The avalanche of donations to Bachmann’s opponent immediately crashed his website. DailyKos bloggers turned to ActBlue, using the nonprofit’s prefabricated widgets to funnel $810,000 to the candidate in 48 hours – almost as much as he had raised in the entire previous year.

“What the left lacks in billionaires, it makes up in its vast grass-roots army,” said a statement from DailyKos editor Markos Moulitsas. “ActBlue helps make it all possible.” ActBlue went on to play a pivotal role in helping Democrats raise money to fund pro-labor candidates in Wisconsin, where Gov. Scott Walker was locked in a battle with unions being watched nationwide. The app made it exceedingly easy for activists watching from afar to engage in local Wisconsin politics.
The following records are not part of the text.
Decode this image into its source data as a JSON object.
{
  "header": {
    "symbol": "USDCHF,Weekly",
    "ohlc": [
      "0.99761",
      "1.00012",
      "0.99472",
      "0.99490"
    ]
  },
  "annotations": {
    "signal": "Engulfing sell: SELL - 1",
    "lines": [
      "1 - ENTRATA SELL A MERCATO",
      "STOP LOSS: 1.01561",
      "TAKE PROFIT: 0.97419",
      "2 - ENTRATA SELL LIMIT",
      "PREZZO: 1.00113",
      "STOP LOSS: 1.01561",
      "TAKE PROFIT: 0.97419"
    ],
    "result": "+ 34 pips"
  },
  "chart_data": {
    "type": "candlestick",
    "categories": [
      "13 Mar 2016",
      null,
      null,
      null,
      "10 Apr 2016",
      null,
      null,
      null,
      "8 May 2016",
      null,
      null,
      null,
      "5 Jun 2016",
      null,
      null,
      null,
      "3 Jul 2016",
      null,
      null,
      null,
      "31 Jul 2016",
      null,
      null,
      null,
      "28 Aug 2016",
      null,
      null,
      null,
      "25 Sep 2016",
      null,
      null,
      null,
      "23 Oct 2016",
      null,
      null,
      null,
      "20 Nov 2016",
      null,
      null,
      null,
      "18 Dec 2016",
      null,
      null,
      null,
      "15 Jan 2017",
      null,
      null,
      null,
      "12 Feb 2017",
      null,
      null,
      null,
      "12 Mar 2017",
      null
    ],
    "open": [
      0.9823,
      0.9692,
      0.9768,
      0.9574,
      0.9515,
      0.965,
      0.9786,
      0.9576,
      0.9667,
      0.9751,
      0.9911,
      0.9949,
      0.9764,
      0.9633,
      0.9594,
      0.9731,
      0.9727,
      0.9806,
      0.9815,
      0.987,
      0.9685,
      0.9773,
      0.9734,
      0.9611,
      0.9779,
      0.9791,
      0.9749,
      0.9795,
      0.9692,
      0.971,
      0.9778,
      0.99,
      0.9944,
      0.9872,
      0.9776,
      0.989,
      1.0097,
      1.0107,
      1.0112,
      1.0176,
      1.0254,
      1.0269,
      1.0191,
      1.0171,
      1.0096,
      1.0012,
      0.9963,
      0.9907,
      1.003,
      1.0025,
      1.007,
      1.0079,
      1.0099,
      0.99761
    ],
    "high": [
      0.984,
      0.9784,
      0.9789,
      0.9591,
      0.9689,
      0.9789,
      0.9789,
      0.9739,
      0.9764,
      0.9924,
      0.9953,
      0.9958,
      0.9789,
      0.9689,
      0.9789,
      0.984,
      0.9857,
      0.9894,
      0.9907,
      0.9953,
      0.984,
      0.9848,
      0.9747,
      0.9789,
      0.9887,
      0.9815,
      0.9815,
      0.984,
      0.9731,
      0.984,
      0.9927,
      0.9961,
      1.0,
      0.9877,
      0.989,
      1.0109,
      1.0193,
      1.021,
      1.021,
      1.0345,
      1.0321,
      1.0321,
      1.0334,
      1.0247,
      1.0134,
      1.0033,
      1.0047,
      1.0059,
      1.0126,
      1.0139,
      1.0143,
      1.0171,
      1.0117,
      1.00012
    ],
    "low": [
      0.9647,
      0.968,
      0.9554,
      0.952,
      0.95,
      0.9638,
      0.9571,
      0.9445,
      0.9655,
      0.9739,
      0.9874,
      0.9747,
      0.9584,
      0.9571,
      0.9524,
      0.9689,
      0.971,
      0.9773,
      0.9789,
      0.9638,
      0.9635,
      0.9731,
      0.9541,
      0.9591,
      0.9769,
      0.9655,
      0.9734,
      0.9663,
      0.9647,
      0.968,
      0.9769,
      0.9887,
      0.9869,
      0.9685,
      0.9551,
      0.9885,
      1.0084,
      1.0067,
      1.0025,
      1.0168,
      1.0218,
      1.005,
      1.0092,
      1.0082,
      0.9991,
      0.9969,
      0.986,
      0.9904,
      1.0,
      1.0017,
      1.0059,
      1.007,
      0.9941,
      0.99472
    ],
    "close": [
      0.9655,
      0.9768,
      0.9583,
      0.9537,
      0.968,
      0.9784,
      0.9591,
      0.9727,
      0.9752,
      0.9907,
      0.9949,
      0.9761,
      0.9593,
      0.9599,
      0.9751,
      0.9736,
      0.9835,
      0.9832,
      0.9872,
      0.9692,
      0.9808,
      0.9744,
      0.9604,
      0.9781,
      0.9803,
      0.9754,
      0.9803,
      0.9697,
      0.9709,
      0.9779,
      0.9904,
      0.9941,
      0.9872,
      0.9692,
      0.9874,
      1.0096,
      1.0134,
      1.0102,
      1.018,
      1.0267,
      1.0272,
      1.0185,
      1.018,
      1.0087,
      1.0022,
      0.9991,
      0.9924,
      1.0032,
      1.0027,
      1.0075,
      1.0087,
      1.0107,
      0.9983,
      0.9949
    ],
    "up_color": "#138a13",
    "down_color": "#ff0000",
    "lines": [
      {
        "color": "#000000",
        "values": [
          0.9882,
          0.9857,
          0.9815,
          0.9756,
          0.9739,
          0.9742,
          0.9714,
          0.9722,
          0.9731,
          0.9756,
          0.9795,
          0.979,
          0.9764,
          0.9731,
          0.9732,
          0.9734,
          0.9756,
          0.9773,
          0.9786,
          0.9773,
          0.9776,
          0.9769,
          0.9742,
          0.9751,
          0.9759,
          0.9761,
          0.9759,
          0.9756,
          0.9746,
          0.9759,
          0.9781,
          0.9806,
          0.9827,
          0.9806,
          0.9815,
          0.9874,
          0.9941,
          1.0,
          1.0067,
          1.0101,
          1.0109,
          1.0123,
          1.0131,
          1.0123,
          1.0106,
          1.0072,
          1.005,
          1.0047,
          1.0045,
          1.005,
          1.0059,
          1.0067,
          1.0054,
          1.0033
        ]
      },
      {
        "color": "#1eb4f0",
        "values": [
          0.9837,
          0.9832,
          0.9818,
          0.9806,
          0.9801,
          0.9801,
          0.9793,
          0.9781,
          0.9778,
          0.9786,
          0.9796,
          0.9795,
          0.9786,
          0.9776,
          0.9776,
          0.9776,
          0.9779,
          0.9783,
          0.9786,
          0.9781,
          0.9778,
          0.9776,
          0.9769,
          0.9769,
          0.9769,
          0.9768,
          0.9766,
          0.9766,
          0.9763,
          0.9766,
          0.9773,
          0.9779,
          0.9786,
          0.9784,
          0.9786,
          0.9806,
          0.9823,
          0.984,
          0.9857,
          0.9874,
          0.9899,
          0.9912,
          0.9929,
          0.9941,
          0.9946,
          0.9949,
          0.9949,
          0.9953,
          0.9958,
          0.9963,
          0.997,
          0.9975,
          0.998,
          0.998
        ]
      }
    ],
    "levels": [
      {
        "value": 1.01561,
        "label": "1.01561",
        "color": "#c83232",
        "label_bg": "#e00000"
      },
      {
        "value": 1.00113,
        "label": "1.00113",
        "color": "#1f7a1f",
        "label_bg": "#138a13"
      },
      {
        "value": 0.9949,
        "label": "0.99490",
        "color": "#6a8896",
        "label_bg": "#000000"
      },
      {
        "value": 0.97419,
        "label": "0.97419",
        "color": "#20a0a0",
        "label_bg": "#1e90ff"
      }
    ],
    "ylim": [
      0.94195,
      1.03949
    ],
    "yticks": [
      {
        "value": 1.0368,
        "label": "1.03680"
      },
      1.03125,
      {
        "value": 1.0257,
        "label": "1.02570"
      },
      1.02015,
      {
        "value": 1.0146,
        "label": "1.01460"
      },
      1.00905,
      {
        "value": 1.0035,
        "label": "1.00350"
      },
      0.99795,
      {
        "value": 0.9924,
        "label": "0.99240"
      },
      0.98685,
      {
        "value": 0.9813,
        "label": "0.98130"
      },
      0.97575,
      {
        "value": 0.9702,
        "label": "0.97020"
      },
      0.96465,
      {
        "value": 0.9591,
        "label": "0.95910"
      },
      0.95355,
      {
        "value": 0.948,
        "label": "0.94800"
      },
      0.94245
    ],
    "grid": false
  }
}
The massive number of transactions that run through ActBlue every day provide a treasure trove of data that the nonprofit and its clients use to constantly readjust their methods to draw in more money. “All that data itself gives them a huge edge,” said Karpf, who compared it to that held by firms like Amazon and Google, where the enormous number of customers enables a constant refinement of service that competitors struggle to match.

But another factor driving ActBlue’s growth might be less expected: the conservative Koch brothers network, which serves as a motivating symbol for ActBlue’s users.

“Our donors are very much paying attention to the fact that the Koch brothers are there,” said Hill. “And they are enjoying their role in countering them.”